To The Editor:
For over a century, a group of dedicated health care professionals in Northern New York have been caring for upstates most vulnerable citizens at the St. Lawrence Psychiatric Center.
Today, with the Empire State facing tough financial times, Albany is looking to reduce care for the mentally ill by shutting down some of its mental health care facilities and choosing a few psychiatric hospitals to serve as centers of excellence.
Those of us who have been fighting for the mentally ill throughout our careers see this as a golden opportunity for the state to improve the services provided to those who often have nowhere else to turn for help.
As mental health professionals from Lake Champlain to Lake Ontario will testify, the outstanding professional staff at the St. Lawrence Psychiatric Center have been pioneers in developing cutting-edge behavioral health care for the rural areas of our great Empire State.
At a time when the state is struggling to find ways to do more with less, New York needs to make use of the talent and innovative methods developed at the north countrys premier mental health care program to improve the quality of care provided across upstate rural areas.

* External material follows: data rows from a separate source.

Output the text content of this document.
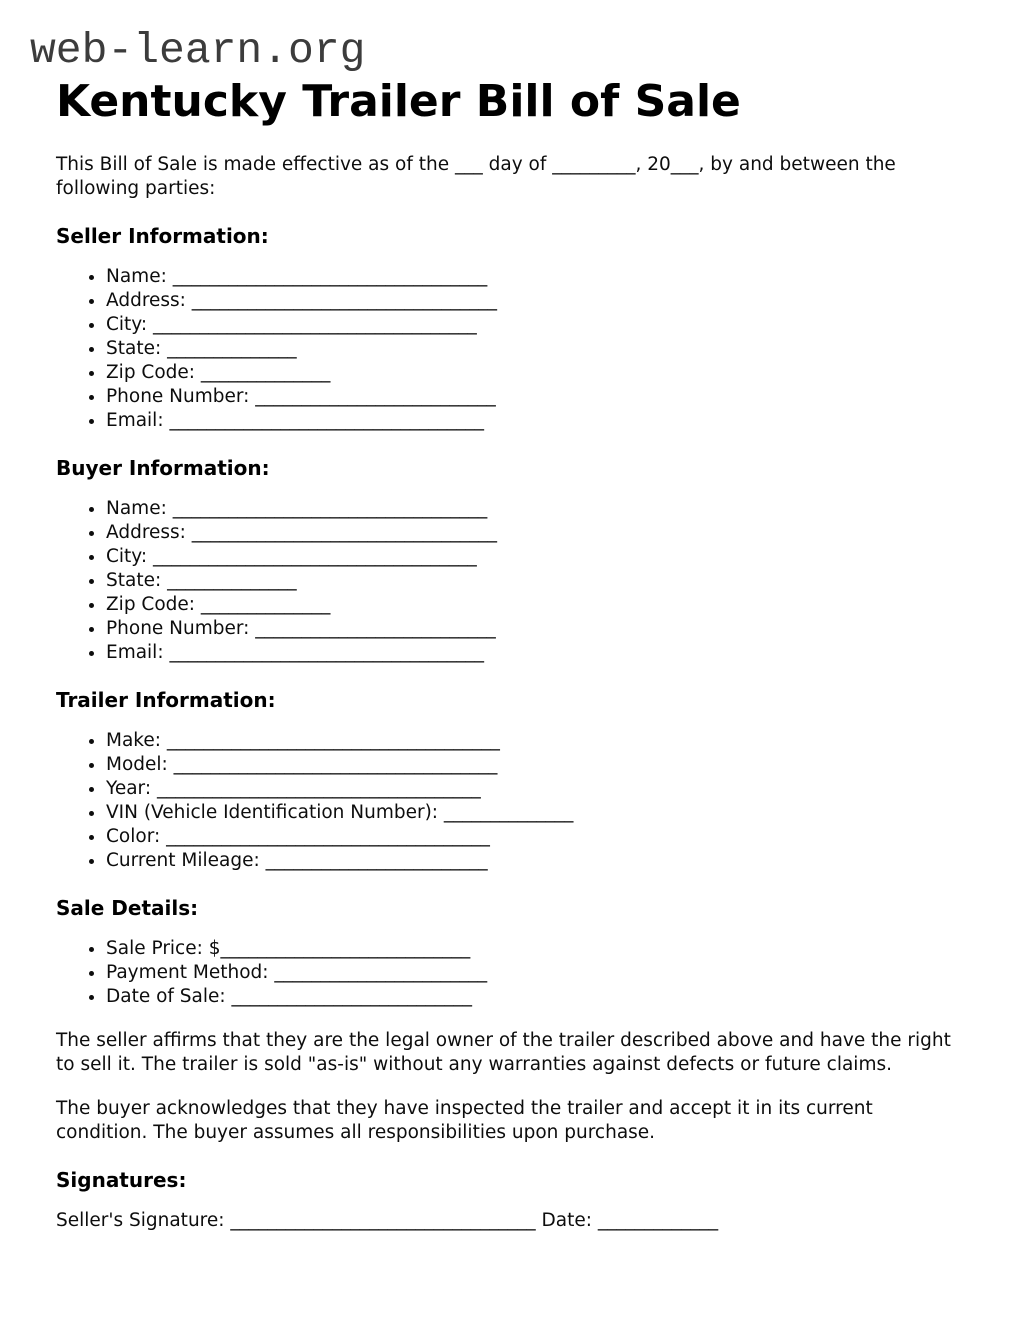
web-learn.org
Kentucky Trailer Bill of Sale

This Bill of Sale is made effective as of the ___ day of _________, 20___, by and between the following parties:

Seller Information:
• Name: __________________________________
• Address: _________________________________
• City: ___________________________________
• State: ______________
• Zip Code: ______________
• Phone Number: __________________________
• Email: __________________________________
Buyer Information:
• Name: __________________________________
• Address: _________________________________
• City: ___________________________________
• State: ______________
• Zip Code: ______________
• Phone Number: __________________________
• Email: __________________________________
Trailer Information:
• Make: ____________________________________
• Model: ___________________________________
• Year: ___________________________________
• VIN (Vehicle Identification Number): ______________
• Color: ___________________________________
• Current Mileage: ________________________
Sale Details:
• Sale Price: $___________________________
• Payment Method: _______________________
• Date of Sale: __________________________

The seller affirms that they are the legal owner of the trailer described above and have the right to sell it. The trailer is sold "as-is" without any warranties against defects or future claims.

The buyer acknowledges that they have inspected the trailer and accept it in its current condition. The buyer assumes all responsibilities upon purchase.

Signatures:

Seller's Signature: _________________________________ Date: _____________
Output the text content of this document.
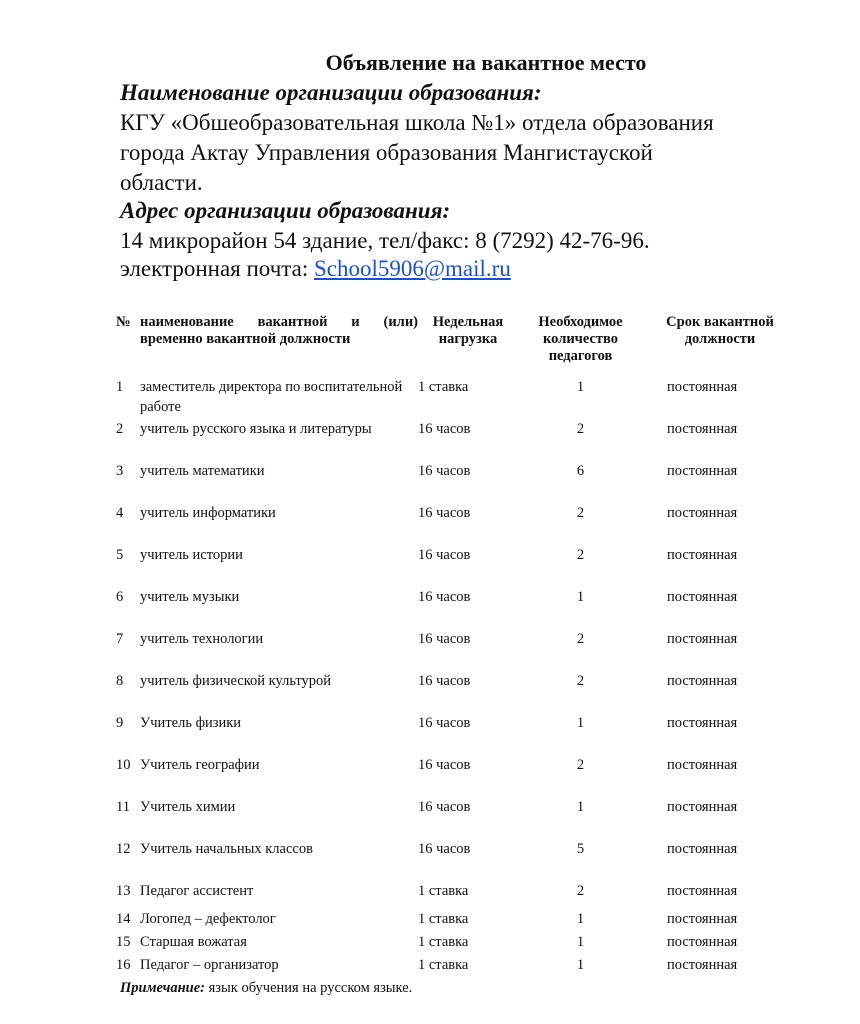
Объявление на вакантное место
Наименование организации образования:
КГУ «Обшеобразовательная школа №1» отдела образования
города Актау Управления образования Мангистауской
области.
Адрес организации образования:
14 микрорайон 54 здание, тел/факс: 8 (7292) 42-76-96.
электронная почта: School5906@mail.ru
№	наименование вакантной и (или) временно вакантной должности	Недельная нагрузка	Необходимое количество педагогов	Срок вакантной должности

1	заместитель директора по воспитательной работе	1 ставка	1	постоянная
2	учитель русского языка и литературы	16 часов	2	постоянная
3	учитель математики	16 часов	6	постоянная
4	учитель информатики	16 часов	2	постоянная
5	учитель истории	16 часов	2	постоянная
6	учитель музыки	16 часов	1	постоянная
7	учитель технологии	16 часов	2	постоянная
8	учитель физической культурой	16 часов	2	постоянная
9	Учитель физики	16 часов	1	постоянная
10	Учитель географии	16 часов	2	постоянная
11	Учитель химии	16 часов	1	постоянная
12	Учитель начальных классов	16 часов	5	постоянная
13	Педагог ассистент	1 ставка	2	постоянная
14	Логопед – дефектолог	1 ставка	1	постоянная
15	Старшая вожатая	1 ставка	1	постоянная
16	Педагог – организатор	1 ставка	1	постоянная
Примечание: язык обучения на русском языке.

Any objective observer of New Yorks mental health care system quickly notices that most of our state resources are spent on costly urban facilities in major metropolitan areas like New York, Buffalo, Syracuse, Albany and Rochester.
Few of the states mental health institutions have devoted their full attention to developing ways to serve and improve behavioral health care for our states underserved upstate rural areas, even though a large percentage of our states residents live outside the metropolitan areas.
Rural communities across upstate need to join together in supporting the St. Lawrence Psychiatric Center to ensure that at least one group of mental health professionals, and one of the states centers of excellence, continues focusing its full attention on ways to serve impoverished areas of the state that have no access to mass transit, few health care providers, vast distances and even fewer mental health care professionals.
The St. Lawrence Psychiatric Centers staff has a long track record of serving the citizens of our states remote Adirondack communities, whose residents are often forgotten, and their unique needs are seldom understood by urban health care professionals.
Its true, New York needs to develop centers of excellence. But at least one of those centers needs to focus on the unique needs of our states already underserved rural populations.